Some links related to the discussion:
- All the panelists quoted from Daniel Okrent’s excellent history of Prohibition, Last Call. You can find out more about the book at the author’s site.
- I quote from a speech by the late Christopher Hitchens delivered ten years almost to the day before our panel. It is excerpted in this David Boaz post.

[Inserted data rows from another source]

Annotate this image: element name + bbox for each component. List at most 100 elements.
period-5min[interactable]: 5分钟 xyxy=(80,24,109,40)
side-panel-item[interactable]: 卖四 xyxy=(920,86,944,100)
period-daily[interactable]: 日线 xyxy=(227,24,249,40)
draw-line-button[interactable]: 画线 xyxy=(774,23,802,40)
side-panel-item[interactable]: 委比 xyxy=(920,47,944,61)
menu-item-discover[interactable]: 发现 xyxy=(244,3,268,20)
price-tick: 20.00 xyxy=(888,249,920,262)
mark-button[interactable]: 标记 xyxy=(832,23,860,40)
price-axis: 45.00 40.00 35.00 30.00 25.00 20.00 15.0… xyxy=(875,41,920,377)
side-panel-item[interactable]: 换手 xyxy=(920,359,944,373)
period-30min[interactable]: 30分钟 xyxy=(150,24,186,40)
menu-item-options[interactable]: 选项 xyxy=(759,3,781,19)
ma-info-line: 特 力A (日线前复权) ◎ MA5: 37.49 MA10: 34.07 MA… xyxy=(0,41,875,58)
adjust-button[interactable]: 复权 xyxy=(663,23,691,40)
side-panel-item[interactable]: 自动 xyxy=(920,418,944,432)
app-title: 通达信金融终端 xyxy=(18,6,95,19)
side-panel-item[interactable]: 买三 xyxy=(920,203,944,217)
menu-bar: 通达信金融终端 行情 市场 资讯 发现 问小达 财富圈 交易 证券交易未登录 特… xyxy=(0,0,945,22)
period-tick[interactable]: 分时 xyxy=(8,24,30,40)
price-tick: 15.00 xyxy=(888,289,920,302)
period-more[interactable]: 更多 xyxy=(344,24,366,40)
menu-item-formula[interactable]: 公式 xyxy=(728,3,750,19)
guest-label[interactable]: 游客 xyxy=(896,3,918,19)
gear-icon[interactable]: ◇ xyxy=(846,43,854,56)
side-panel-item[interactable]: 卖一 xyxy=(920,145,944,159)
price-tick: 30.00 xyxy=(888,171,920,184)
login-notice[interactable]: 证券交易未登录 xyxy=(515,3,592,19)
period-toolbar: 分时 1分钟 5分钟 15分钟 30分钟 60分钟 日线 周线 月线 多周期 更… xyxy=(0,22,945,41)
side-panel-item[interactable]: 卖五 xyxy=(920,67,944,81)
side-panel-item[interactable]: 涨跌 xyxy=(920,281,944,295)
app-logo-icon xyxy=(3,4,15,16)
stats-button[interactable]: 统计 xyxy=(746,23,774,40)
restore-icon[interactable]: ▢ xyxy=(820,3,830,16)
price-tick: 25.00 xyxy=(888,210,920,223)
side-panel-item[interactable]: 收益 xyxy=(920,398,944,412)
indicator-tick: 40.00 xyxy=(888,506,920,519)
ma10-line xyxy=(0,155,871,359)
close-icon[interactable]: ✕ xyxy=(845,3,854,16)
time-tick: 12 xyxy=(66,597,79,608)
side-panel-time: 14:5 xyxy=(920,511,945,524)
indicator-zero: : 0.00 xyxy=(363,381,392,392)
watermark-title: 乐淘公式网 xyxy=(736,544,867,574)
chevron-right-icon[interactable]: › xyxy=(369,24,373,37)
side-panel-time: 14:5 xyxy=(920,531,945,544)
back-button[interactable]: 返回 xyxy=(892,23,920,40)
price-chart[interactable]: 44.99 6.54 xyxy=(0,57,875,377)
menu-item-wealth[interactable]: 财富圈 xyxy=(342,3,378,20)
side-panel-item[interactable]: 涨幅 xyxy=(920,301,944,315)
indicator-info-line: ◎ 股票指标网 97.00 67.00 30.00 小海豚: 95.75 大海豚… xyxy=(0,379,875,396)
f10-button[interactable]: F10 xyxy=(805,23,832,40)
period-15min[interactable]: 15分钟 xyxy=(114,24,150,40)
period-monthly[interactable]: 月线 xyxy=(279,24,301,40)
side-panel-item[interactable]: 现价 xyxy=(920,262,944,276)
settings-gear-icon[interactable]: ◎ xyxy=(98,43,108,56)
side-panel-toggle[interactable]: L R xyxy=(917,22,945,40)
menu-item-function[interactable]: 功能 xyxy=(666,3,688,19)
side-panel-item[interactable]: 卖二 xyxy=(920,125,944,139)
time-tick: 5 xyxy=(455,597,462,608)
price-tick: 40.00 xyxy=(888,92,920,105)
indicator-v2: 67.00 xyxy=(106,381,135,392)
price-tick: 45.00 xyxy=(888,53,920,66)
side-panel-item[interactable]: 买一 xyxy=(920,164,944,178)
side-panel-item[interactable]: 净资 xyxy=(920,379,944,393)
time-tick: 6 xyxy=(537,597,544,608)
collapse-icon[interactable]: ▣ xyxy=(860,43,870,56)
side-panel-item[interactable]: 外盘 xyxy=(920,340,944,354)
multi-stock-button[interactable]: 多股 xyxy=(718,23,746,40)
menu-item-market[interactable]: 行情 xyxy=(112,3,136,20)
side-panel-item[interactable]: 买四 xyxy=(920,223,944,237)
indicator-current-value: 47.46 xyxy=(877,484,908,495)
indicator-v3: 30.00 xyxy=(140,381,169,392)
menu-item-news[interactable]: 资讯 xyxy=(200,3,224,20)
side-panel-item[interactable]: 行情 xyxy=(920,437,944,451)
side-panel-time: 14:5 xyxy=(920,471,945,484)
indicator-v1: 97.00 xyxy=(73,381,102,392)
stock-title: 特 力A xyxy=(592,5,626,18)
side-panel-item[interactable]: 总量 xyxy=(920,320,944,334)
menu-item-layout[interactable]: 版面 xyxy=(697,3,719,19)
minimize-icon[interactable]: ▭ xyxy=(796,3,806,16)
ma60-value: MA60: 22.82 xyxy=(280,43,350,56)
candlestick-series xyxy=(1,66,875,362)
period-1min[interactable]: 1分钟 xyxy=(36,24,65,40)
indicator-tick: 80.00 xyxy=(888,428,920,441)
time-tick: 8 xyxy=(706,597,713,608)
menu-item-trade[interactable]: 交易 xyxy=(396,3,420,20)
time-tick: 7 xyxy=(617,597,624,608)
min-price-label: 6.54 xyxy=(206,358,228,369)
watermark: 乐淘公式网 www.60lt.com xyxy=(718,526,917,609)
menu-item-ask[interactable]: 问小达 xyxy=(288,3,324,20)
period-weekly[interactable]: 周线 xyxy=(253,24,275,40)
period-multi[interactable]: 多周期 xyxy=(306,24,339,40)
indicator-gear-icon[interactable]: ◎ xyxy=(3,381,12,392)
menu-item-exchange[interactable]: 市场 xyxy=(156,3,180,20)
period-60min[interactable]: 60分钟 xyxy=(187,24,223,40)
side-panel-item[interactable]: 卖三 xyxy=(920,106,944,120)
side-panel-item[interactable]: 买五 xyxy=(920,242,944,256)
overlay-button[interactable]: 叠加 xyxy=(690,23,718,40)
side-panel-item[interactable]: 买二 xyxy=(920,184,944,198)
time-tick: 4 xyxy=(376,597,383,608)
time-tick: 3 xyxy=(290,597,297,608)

- Radley Balko wrote a 2003 Cato Policy Analysis, “Back Door to Prohibition: The New War on Social Drinking“. More: The federal Centers for Disease Control, as I noted, has been an agency of choice for public health campaigners because of its legacy of scientific credibility, yet this credibility is itself put increasingly at risk as the CDC lends its name to propaganda. Jacob Sullum provides examples from the agency’s elastic application of the term “binge drinking” to the trouble it seems to have acknowledging that minor alcohol consumption does not seem to correlate with poor health outcomes;
- As I mention, the Prohibition episode was important in eroding constitutional protections against various law-enforcement tools, especially search and seizure, the law being inherently aimed at contraband goods. The same is true of the nascent Drug War undertaken following the Harrison narcotics act of 1914. You can read about one of the resulting Supreme Court cases here.
- The role of exorbitant cigarette taxes in contributing to New York’s giant black market in cigarettes came to wider public notice following the police custody death of Eric Garner on Staten Island; more here, here, etc. The New York Post reported that Mayor Bill de Blasio ordered the city law department to refrain from filing an intended press release over a would-be landmark suit filed over untaxed cigarettes the week of the Garner grand jury decision, because it interfered with City Hall’s efforts to downplay the role of the tobacco black market.